ROSS, ARTHUR WELLINGTON, enseignant, fonctionnaire, avocat, homme d’affaires et homme politique, né le 25 mars 1846 à Nairn, Haut-Canada, fils aîné de Donald Ross et d’une prénommée Margaret ; le 30 juillet 1873, il épousa Jessie Flora Cattanach, fille de Donald Cattanach, de Laggan, Ontario, et ils eurent deux fils ; décédé le 25 mars 1901 à Toronto.

Arthur Wellington Ross affirmerait un jour qu’il avait lui-même connu la misère de ces petits fermiers écossais qui n’avaient quitté « les ruines fumantes des chaumières de leurs aïeux » que pour venir « creuser leur tombe » en essayant de refaire leur vie dans le Haut-Canada. Son père, presbytérien qui tirait une maigre subsistance de sa terre du canton d’East Williams, ne put lui transmettre que la fortune d’une bonne éducation. Après avoir fréquenté l’école publique locale, Ross quitta la ferme pour la Wardsville Grammar School. Attiré par l’enseignement, qu’il voyait comme un moyen d’échapper à cette vie de paysan qui avait procuré si peu de confort matériel à sa famille, il s’inscrivit à la Toronto Normal School et obtint son brevet d’enseignement de première classe, probablement en 1865 ou 1866. Il enseigna à Cornwall et impressionna tant les commissaires que, en 1868, ceux-ci lui confièrent la direction de l’école secondaire.

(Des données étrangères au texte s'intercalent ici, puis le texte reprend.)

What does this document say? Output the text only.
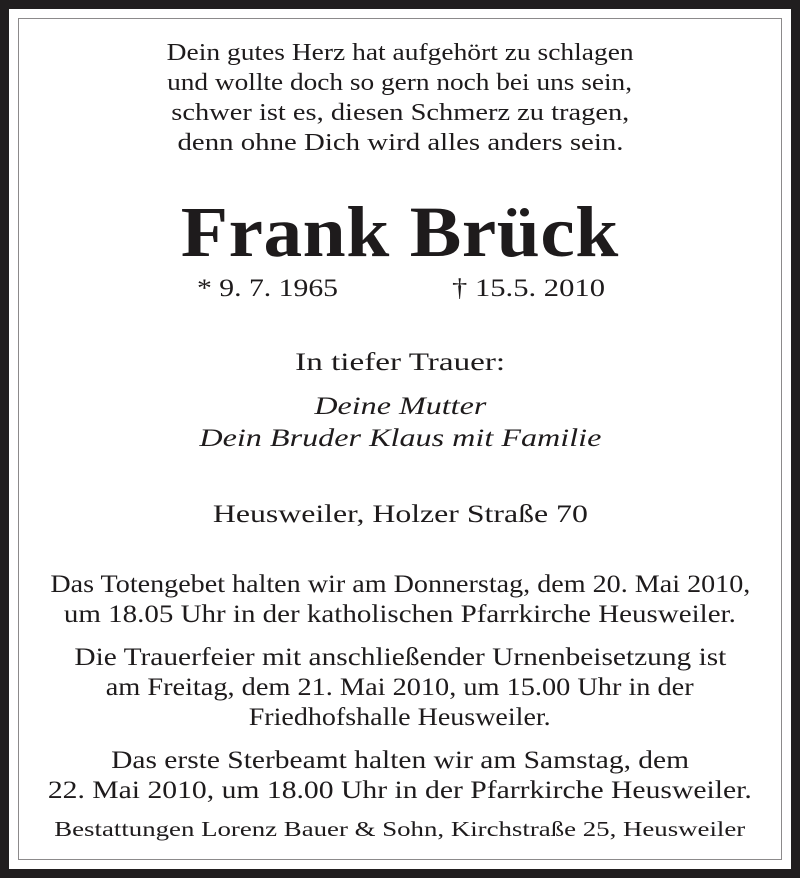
Dein gutes Herz hat aufgehört zu schlagen
und wollte doch so gern noch bei uns sein,
schwer ist es, diesen Schmerz zu tragen,
denn ohne Dich wird alles anders sein.
Frank Brück
* 9. 7. 1965	† 15.5. 2010
In tiefer Trauer:
Deine Mutter
Dein Bruder Klaus mit Familie
Heusweiler, Holzer Straße 70
Das Totengebet halten wir am Donnerstag, dem 20. Mai 2010,
um 18.05 Uhr in der katholischen Pfarrkirche Heusweiler.
Die Trauerfeier mit anschließender Urnenbeisetzung ist
am Freitag, dem 21. Mai 2010, um 15.00 Uhr in der
Friedhofshalle Heusweiler.
Das erste Sterbeamt halten wir am Samstag, dem
22. Mai 2010, um 18.00 Uhr in der Pfarrkirche Heusweiler.
Bestattungen Lorenz Bauer & Sohn, Kirchstraße 25, Heusweiler
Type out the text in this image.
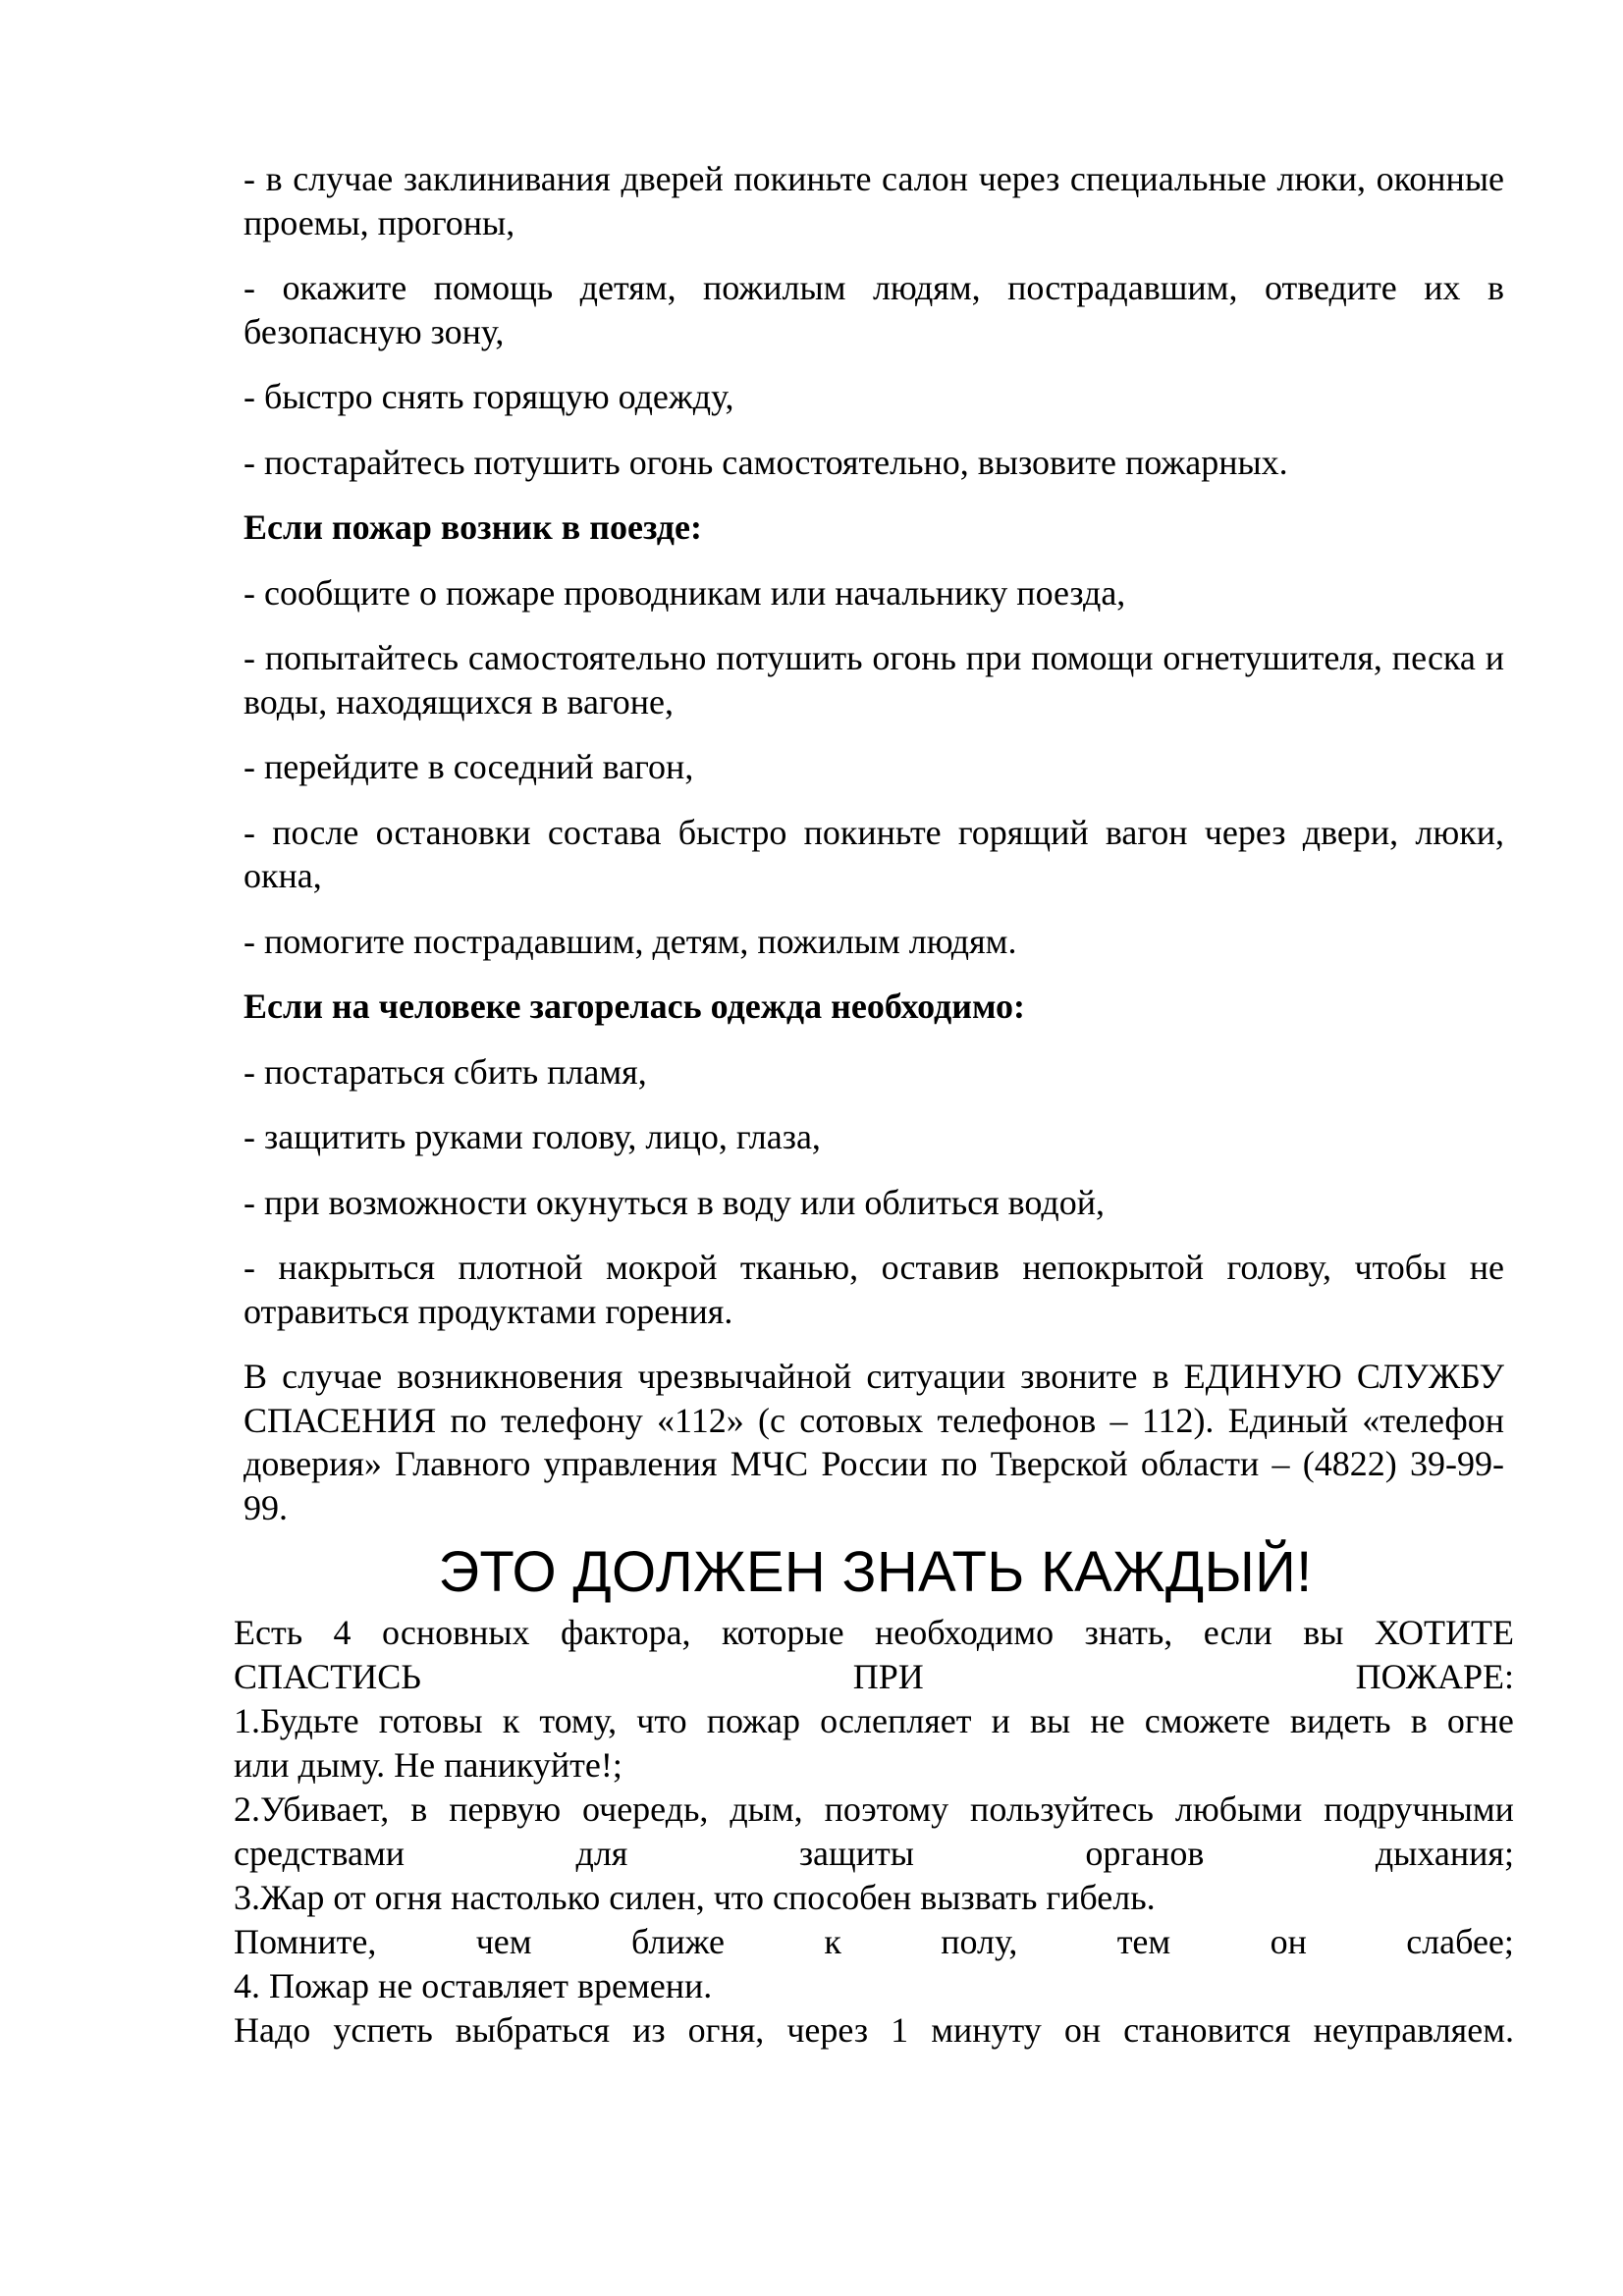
- в случае заклинивания дверей покиньте салон через специальные люки, оконные проемы, прогоны,

- окажите помощь детям, пожилым людям, пострадавшим, отведите их в безопасную зону,

- быстро снять горящую одежду,

- постарайтесь потушить огонь самостоятельно, вызовите пожарных.

Если пожар возник в поезде:

- сообщите о пожаре проводникам или начальнику поезда,

- попытайтесь самостоятельно потушить огонь при помощи огнетушителя, песка и воды, находящихся в вагоне,

- перейдите в соседний вагон,

- после остановки состава быстро покиньте горящий вагон через двери, люки, окна,

- помогите пострадавшим, детям, пожилым людям.

Если на человеке загорелась одежда необходимо:

- постараться сбить пламя,

- защитить руками голову, лицо, глаза,

- при возможности окунуться в воду или облиться водой,

- накрыться плотной мокрой тканью, оставив непокрытой голову, чтобы не отравиться продуктами горения.

В случае возникновения чрезвычайной ситуации звоните в ЕДИНУЮ СЛУЖБУ СПАСЕНИЯ по телефону «112» (с сотовых телефонов – 112). Единый «телефон доверия» Главного управления МЧС России по Тверской области – (4822) 39-99-99.

ЭТО ДОЛЖЕН ЗНАТЬ КАЖДЫЙ!
Есть 4 основных фактора, которые необходимо знать, если вы ХОТИТЕ
СПАСТИСЬ	ПРИ	ПОЖАРЕ:
1.Будьте готовы к тому, что пожар ослепляет и вы не сможете видеть в огне
или дыму. Не паникуйте!;
2.Убивает, в первую очередь, дым, поэтому пользуйтесь любыми подручными
средствами	для	защиты	органов	дыхания;
3.Жар от огня настолько силен, что способен вызвать гибель.
Помните,	чем	ближе	к	полу,	тем	он	слабее;
4. Пожар не оставляет времени.
Надо успеть выбраться из огня, через 1 минуту он становится неуправляем.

En septembre 1871, il devint inspecteur des écoles publiques du comté de Glengarry, poste créé par la loi scolaire adoptée la même année.

Malgré son avancement rapide, Ross ne considérait l’enseignement que comme un tremplin vers une profession plus lucrative et plus prestigieuse. Il poursuivit ses études et, ayant obtenu son baccalauréat de la University of Toronto en 1874, il démissionna de son poste d’inspecteur pour faire son stage de clerc auprès d’un attorney et solicitor. Il était cependant si impatient de s’élever dans la hiérarchie qu’au début du mois de juin 1877, soit cinq mois seulement avant la fin de ses études de droit, il partit pour Winnipeg avec son jeune frère William Henry Ross. Il entra à titre de stagiaire au cabinet de son frère, qui était déjà avocat, mais comme sa formation avait été interrompue par ce déplacement, il dut obtenir de l’Assemblée législative du Manitoba une loi spéciale pour être admis au barreau, en 1878. Les frères Ross pratiquèrent le droit ensemble, et furent pendant une courte période solicitors à Winnipeg pour le gouvernement du premier ministre Alexander Mackenzie*. Albert Clements Killam se joignit à eux en 1879 et, après la mort de William Henry Ross la même année, Alexander Haggart fut admis comme associé en second dans le bureau, qui prit le nom de Ross, Killam and Haggart.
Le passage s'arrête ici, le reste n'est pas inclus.